The revival of the Great Plains touches on another hopeful sign in America. We all believe that America’s politics is broken. And it is — if you’re looking at Washington. But all politics is local, and at that level, there is a revolution brewing, what the scholars, Jennifer Bradley and Bruce Katz term, in their book, a “Metropolitan Revolution.” Cities and counties across the country are getting over political divides, partnering with the private sector, and revitalizing America. Look at Mayor Bloomberg’s ambitious plans for Applied Sciences in New York, Rahm Emmanuel’s Infrastructure Trust in Chicago, Denver’s transit system, and the $7 billion in public and private investments that have transformed Oklahoma City. The Metropolitan Revolution is a much-needed reminder that America works from the bottom-up and that roar you hear is the sound of a wave of energy moving from its cities.

And, perhaps it takes an immigrant to remember, if Washington looks utterly messed up, other countries have their political problems too. In some of these places, things look much better on the surface. But underneath, there is the rot of corruption and mismanagement. In America we wash our dirty politics in public — often on cable television 24 hours a day, seven days a week. In the short term it is not always an edifying spectacle, but it’s better to have a vigorous and open discussion of all our problems — and to get solutions from high and low — than to create a false façade of stability.

(VIDEO: Notable Commencement Speeches of 2012)

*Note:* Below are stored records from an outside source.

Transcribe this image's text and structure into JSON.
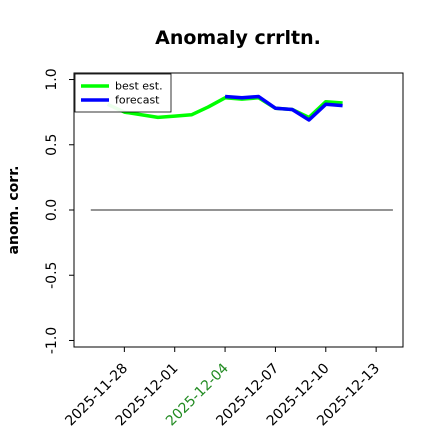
{
  "chart_data": {
    "type": "line",
    "title": "Anomaly crrltn.",
    "xlabel": "",
    "ylabel": "anom. corr.",
    "ylim": [
      -1.05,
      1.05
    ],
    "yticks": [
      -1.0,
      -0.5,
      0.0,
      0.5,
      1.0
    ],
    "ytick_labels": [
      "-1.0",
      "-0.5",
      "0.0",
      "0.5",
      "1.0"
    ],
    "xlim": [
      "2025-11-25",
      "2026-01-03"
    ],
    "xticks": [
      "2025-11-28",
      "2025-12-01",
      "2025-12-04",
      "2025-12-07",
      "2025-12-10",
      "2025-12-13"
    ],
    "xtick_labels": [
      "2025-11-28",
      "2025-12-01",
      "2025-12-04",
      "2025-12-07",
      "2025-12-10",
      "2025-12-13"
    ],
    "highlighted_xtick": "2025-12-04",
    "highlight_color": "#228B22",
    "reference_line": 0.0,
    "reference_line_range": [
      "2025-11-26",
      "2025-12-14"
    ],
    "grid": false,
    "legend_position": "top-left",
    "series": [
      {
        "name": "best est.",
        "color": "#00FF00",
        "x": [
          "2025-11-27",
          "2025-11-28",
          "2025-11-30",
          "2025-12-01",
          "2025-12-02",
          "2025-12-03",
          "2025-12-04",
          "2025-12-05",
          "2025-12-06",
          "2025-12-07",
          "2025-12-08",
          "2025-12-09",
          "2025-12-10",
          "2025-12-11"
        ],
        "values": [
          0.81,
          0.75,
          0.71,
          0.72,
          0.73,
          0.79,
          0.86,
          0.85,
          0.86,
          0.78,
          0.77,
          0.71,
          0.83,
          0.82
        ]
      },
      {
        "name": "forecast",
        "color": "#0000FF",
        "x": [
          "2025-12-04",
          "2025-12-05",
          "2025-12-06",
          "2025-12-07",
          "2025-12-08",
          "2025-12-09",
          "2025-12-10",
          "2025-12-11"
        ],
        "values": [
          0.87,
          0.86,
          0.87,
          0.78,
          0.77,
          0.69,
          0.81,
          0.8
        ]
      }
    ]
  }
}
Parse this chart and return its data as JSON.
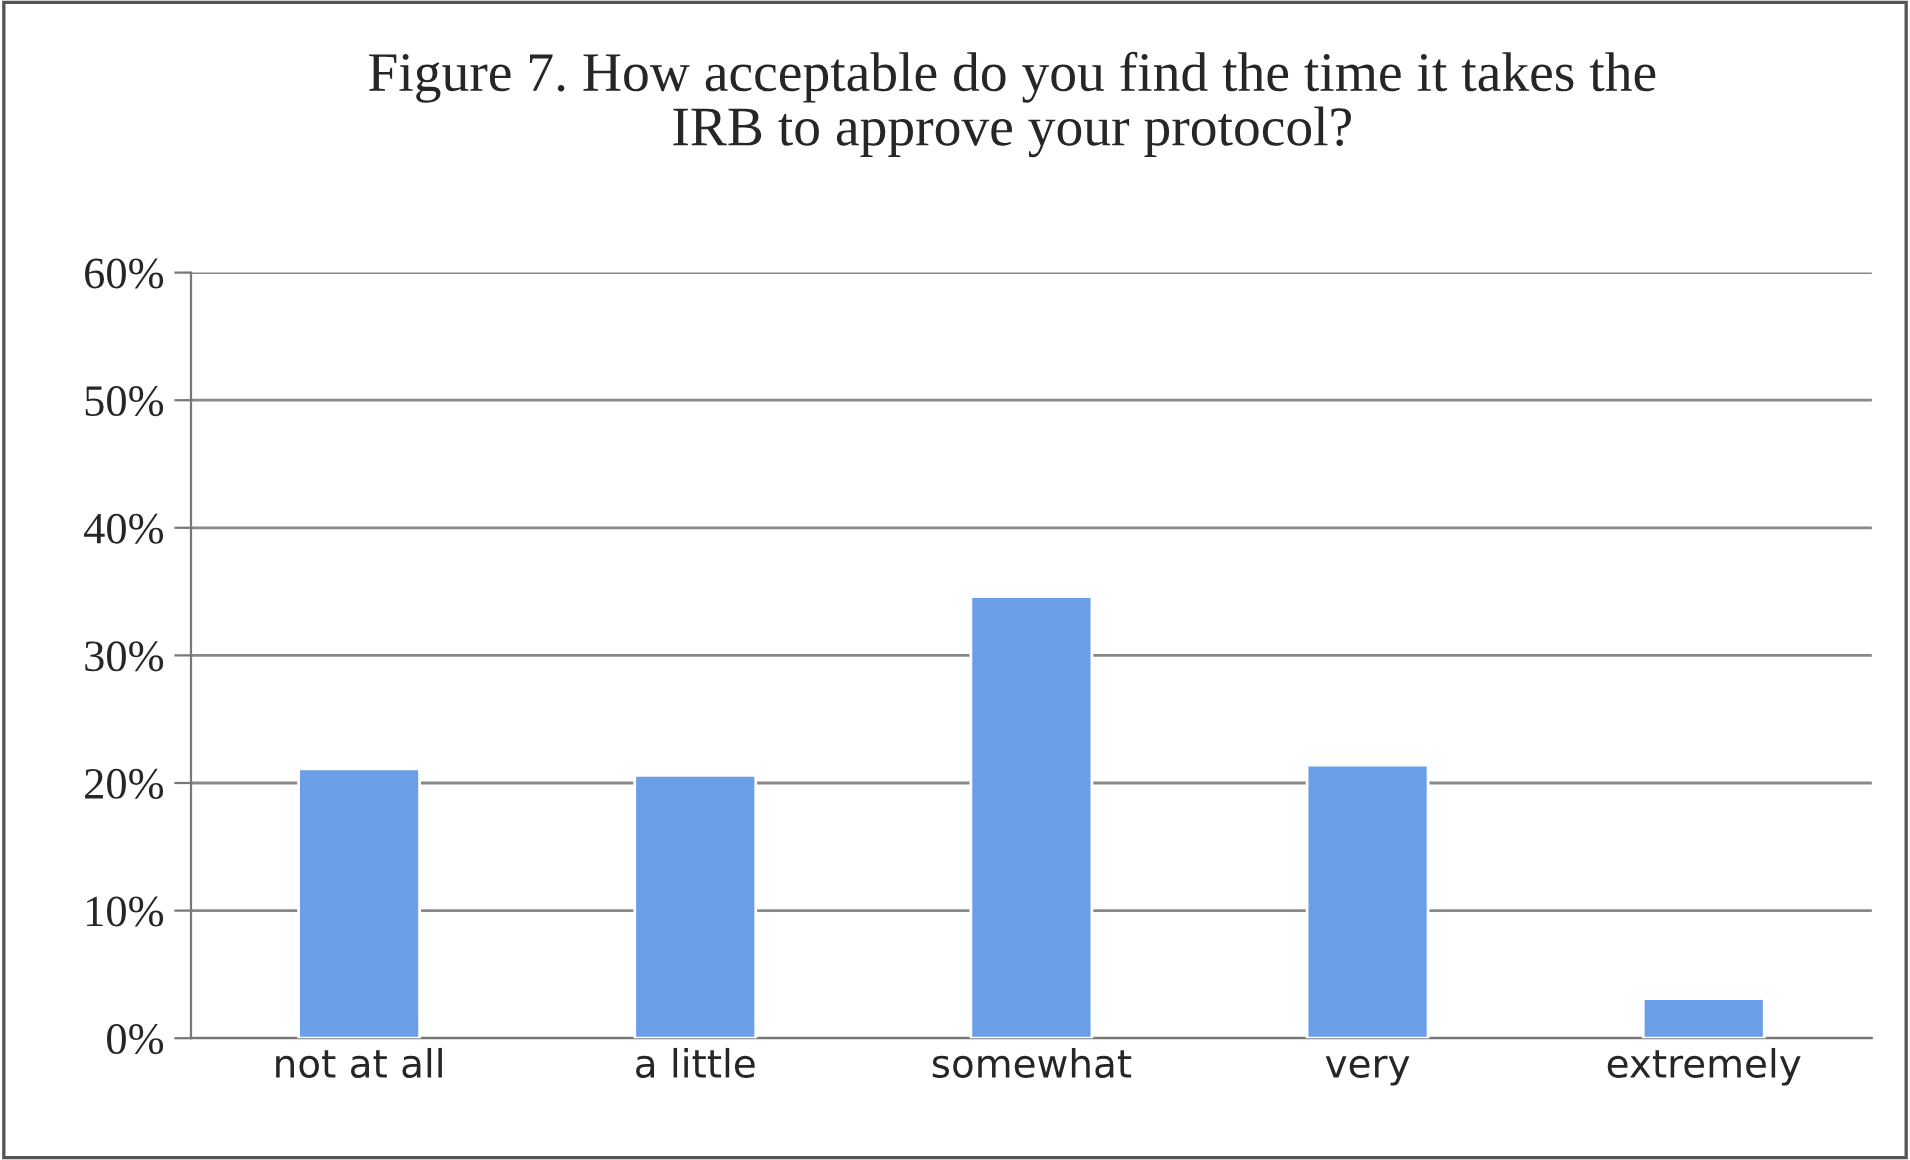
{
  "chart_data": {
    "type": "bar",
    "title": "Figure 7. How acceptable do you find the time it takes the\nIRB to approve your protocol?",
    "categories": [
      "not at all",
      "a little",
      "somewhat",
      "very",
      "extremely"
    ],
    "values": [
      21.1,
      20.6,
      34.6,
      21.4,
      3.1
    ],
    "color": "#6a9ee6",
    "ylim": [
      0,
      60
    ],
    "yticks": [
      {
        "value": 0,
        "label": "0%"
      },
      {
        "value": 10,
        "label": "10%"
      },
      {
        "value": 20,
        "label": "20%"
      },
      {
        "value": 30,
        "label": "30%"
      },
      {
        "value": 40,
        "label": "40%"
      },
      {
        "value": 50,
        "label": "50%"
      },
      {
        "value": 60,
        "label": "60%"
      }
    ],
    "grid": "y"
  }
}
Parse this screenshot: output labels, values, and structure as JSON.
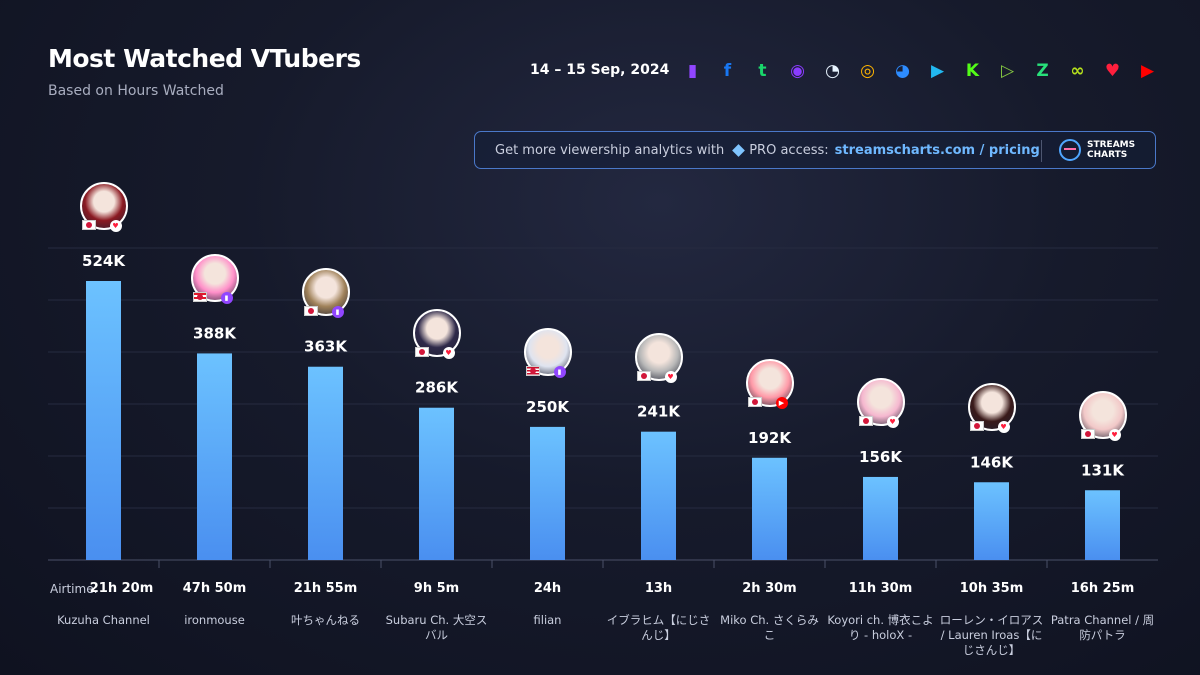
{
  "header": {
    "title": "Most Watched VTubers",
    "subtitle": "Based on Hours Watched",
    "date": "14 – 15 Sep, 2024"
  },
  "platforms": [
    {
      "name": "twitch-icon",
      "color": "#9146ff",
      "glyph": "▮"
    },
    {
      "name": "facebook-icon",
      "color": "#1877f2",
      "glyph": "f"
    },
    {
      "name": "trovo-icon",
      "color": "#19d66b",
      "glyph": "t"
    },
    {
      "name": "nimo-icon",
      "color": "#8a3cff",
      "glyph": "◉"
    },
    {
      "name": "ghost-icon",
      "color": "#e8f4ff",
      "glyph": "◔"
    },
    {
      "name": "dlive-icon",
      "color": "#ffb400",
      "glyph": "◎"
    },
    {
      "name": "bilibili-icon",
      "color": "#2d8cff",
      "glyph": "◕"
    },
    {
      "name": "camera-icon",
      "color": "#22b8f0",
      "glyph": "▶"
    },
    {
      "name": "kick-icon",
      "color": "#53fc18",
      "glyph": "K"
    },
    {
      "name": "rumble-icon",
      "color": "#85c742",
      "glyph": "▷"
    },
    {
      "name": "zap-icon",
      "color": "#28e07a",
      "glyph": "Z"
    },
    {
      "name": "infinity-icon",
      "color": "#b6e11c",
      "glyph": "∞"
    },
    {
      "name": "heart-icon",
      "color": "#ff1f3d",
      "glyph": "♥"
    },
    {
      "name": "youtube-icon",
      "color": "#ff0000",
      "glyph": "▶"
    }
  ],
  "banner": {
    "text": "Get more viewership analytics with",
    "pro": "PRO access:",
    "link": "streamscharts.com / pricing",
    "brand_line1": "STREAMS",
    "brand_line2": "CHARTS"
  },
  "airtime_label": "Airtime:",
  "colors": {
    "bar_top": "#6cc2ff",
    "bar_bottom": "#4a8ff0",
    "flag_red": "#d2173a"
  },
  "chart_data": {
    "type": "bar",
    "title": "Most Watched VTubers",
    "subtitle": "Based on Hours Watched",
    "categories": [
      "Kuzuha Channel",
      "ironmouse",
      "叶ちゃんねる",
      "Subaru Ch. 大空スバル",
      "filian",
      "イブラヒム【にじさんじ】",
      "Miko Ch. さくらみこ",
      "Koyori ch. 博衣こより - holoX -",
      "ローレン・イロアス / Lauren Iroas【にじさんじ】",
      "Patra Channel / 周防パトラ"
    ],
    "values": [
      524000,
      388000,
      363000,
      286000,
      250000,
      241000,
      192000,
      156000,
      146000,
      131000
    ],
    "value_labels": [
      "524K",
      "388K",
      "363K",
      "286K",
      "250K",
      "241K",
      "192K",
      "156K",
      "146K",
      "131K"
    ],
    "airtime": [
      "21h 20m",
      "47h 50m",
      "21h 55m",
      "9h 5m",
      "24h",
      "13h",
      "2h 30m",
      "11h 30m",
      "10h 35m",
      "16h 25m"
    ],
    "countries": [
      "jp",
      "pr",
      "jp",
      "jp",
      "us",
      "jp",
      "jp",
      "jp",
      "jp",
      "jp"
    ],
    "platform_badges": [
      "heart",
      "twitch",
      "twitch",
      "heart",
      "twitch",
      "heart",
      "youtube",
      "heart",
      "heart",
      "heart"
    ],
    "ylim": [
      0,
      524000
    ],
    "grid": true
  }
}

What does this mean for all of you graduating today? I hope it gives you a greater measure of optimism about the world and this country — for there is so much to be optimistic about. The writer George Will once told me that it made more sense to be a pessimist because pessimists were usually right — and when wrong they were pleasantly surprised. But I remain an inveterate optimist because I have seen so much of the world — and for me, this is still the city on a hill — a city that in my lifetime has become more inclusive, more dynamic, and more diverse.

But to all those who point to America’s problems — and that would include me at times — I say, please keep it up. Only by worrying about decline can a country avert it. Let’s take every challenge seriously, so it ultimately goes away.

I think there is a lesson from our national experience for each of you. Be open, be open to people, ideas, and influences from all over the world, from high and low, rich and poor. Don’t shut yourself off. The world has changed so much and is changing so fast; be open to understanding and learning from that change. If you fight it, the world won’t stop moving, but you will stop growing.

I have one final piece of advice that I have given before but I believe it’s worth repeating. When I was a young man I thought that intelligence and knowledge were everything and experience was nothing — a somewhat self-serving view for a young man with little experience. I have, of course, come to a different view. There is a wisdom gained from living life that is difficult to find in books or even on YouTube.

So let me give you a piece of advice in that vein. To all of you young graduates out there, trust me when I say this, you will never understand the love that your parents have for you until you have children of your own. You simply cannot understand their anxiety; the phone calls, the emails until you start making them yourselves. So on this your big day — and two days before mother’s day — make sure you give them a huge hug and tell them you love them.

Ladies and Gentlemen of the Class of 2013. Godspeed.